An information technology consulting contract for the Office of Administration also used the Massachusetts contract. Three vendors were allowed to bid, with the $150,000 award going to another multinational firm — Accenture.
Fitzpatrick said he understands why the state would want to use an expedited process.
“There’s merit to what they want to do,” he said. “But whether they are doing it the right way, I don’t know. It’s something that we’re going to be taking a look at.”
Merideth said he understands why the state would use the quicker model to contract for supplies. But using it for consulting contracts, he said, doesn’t seem appropriate.
“If we need staples, and another state has already vetted who has the best price for staples, then that’s great,” he said.
He said there is a lack of transparency in the process.

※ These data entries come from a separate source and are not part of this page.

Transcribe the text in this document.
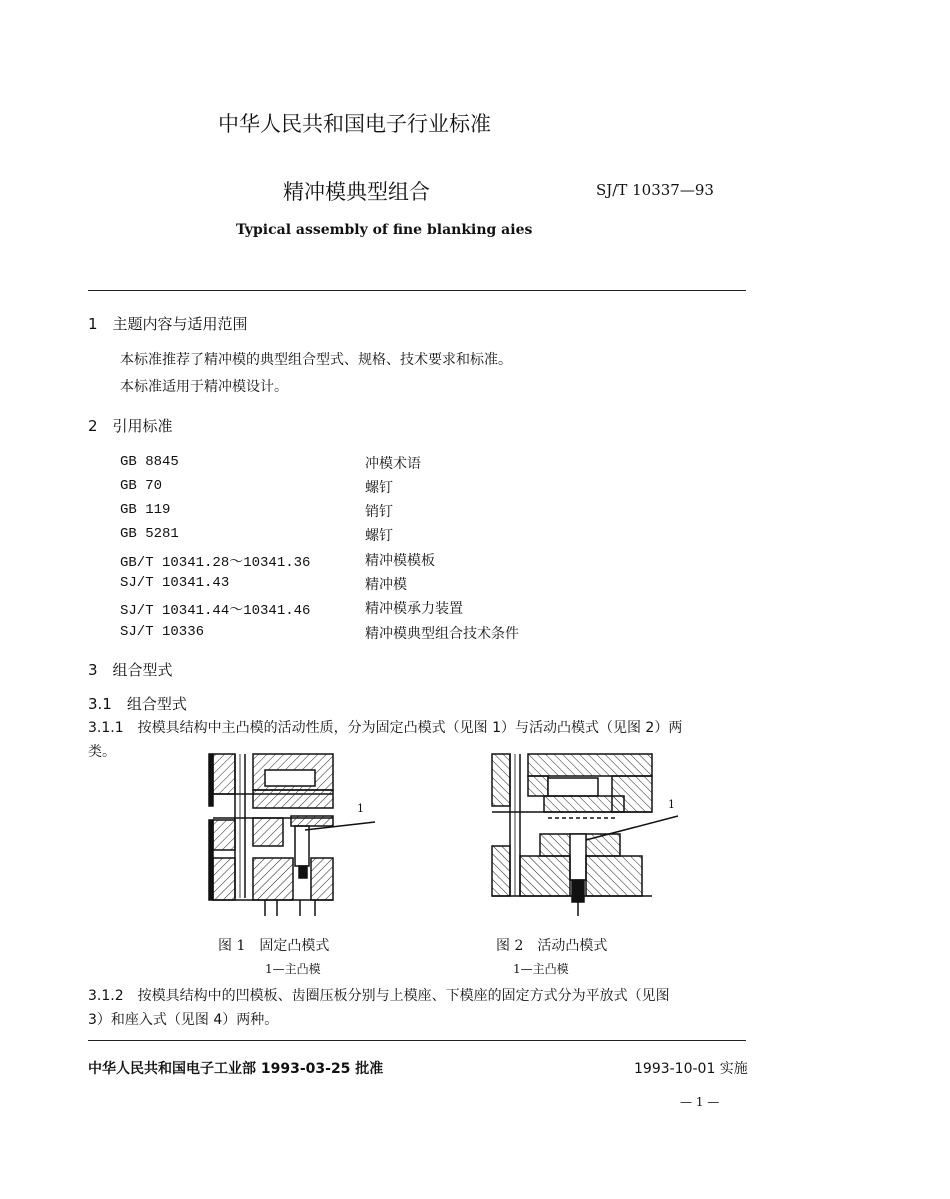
中华人民共和国电子行业标准
精冲模典型组合	SJ/T 10337—93
Typical assembly of fine blanking aies
1　主题内容与适用范围
本标准推荐了精冲模的典型组合型式、规格、技术要求和标准。
本标准适用于精冲模设计。
2　引用标准
GB 8845	冲模术语
GB 70	螺钉
GB 119	销钉
GB 5281	螺钉
GB/T 10341.28～10341.36	精冲模模板
SJ/T 10341.43	精冲模
SJ/T 10341.44～10341.46	精冲模承力装置
SJ/T 10336	精冲模典型组合技术条件
3　组合型式
3.1　组合型式
3.1.1　按模具结构中主凸模的活动性质，分为固定凸模式（见图 1）与活动凸模式（见图 2）两
类。
1	1
图 1　固定凸模式
1—主凸模
图 2　活动凸模式
1—主凸模
3.1.2　按模具结构中的凹模板、齿圈压板分别与上模座、下模座的固定方式分为平放式（见图
3）和座入式（见图 4）两种。
中华人民共和国电子工业部 1993-03-25 批准	1993-10-01 实施
— 1 —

“There was no need to move so fast for consulting contracts,” he said. “This is not how government is supposed to work. The process has to be done out in the open.”
That’s especially true, Merideth said, given the scandals that plagued Greitens’ administration during his 17 months in office.
Greitens faced nearly constant accusations of corruption, most stemming from his use of dark money nonprofits. Because he was raising so much money from anonymous sources, Greitens was bombarded with questions about his policy positions, appointments and state contracts.
“It’s conceivable that these companies are best equipped to make us more efficient, and then the state streamlined the process to cut through bureaucracy and red tape to get the contracts to the companies they believed deserved them,” Merideth said. “But it’s not hard for me or the citizens of Missouri to look at all this and imagine there was foul play involved.”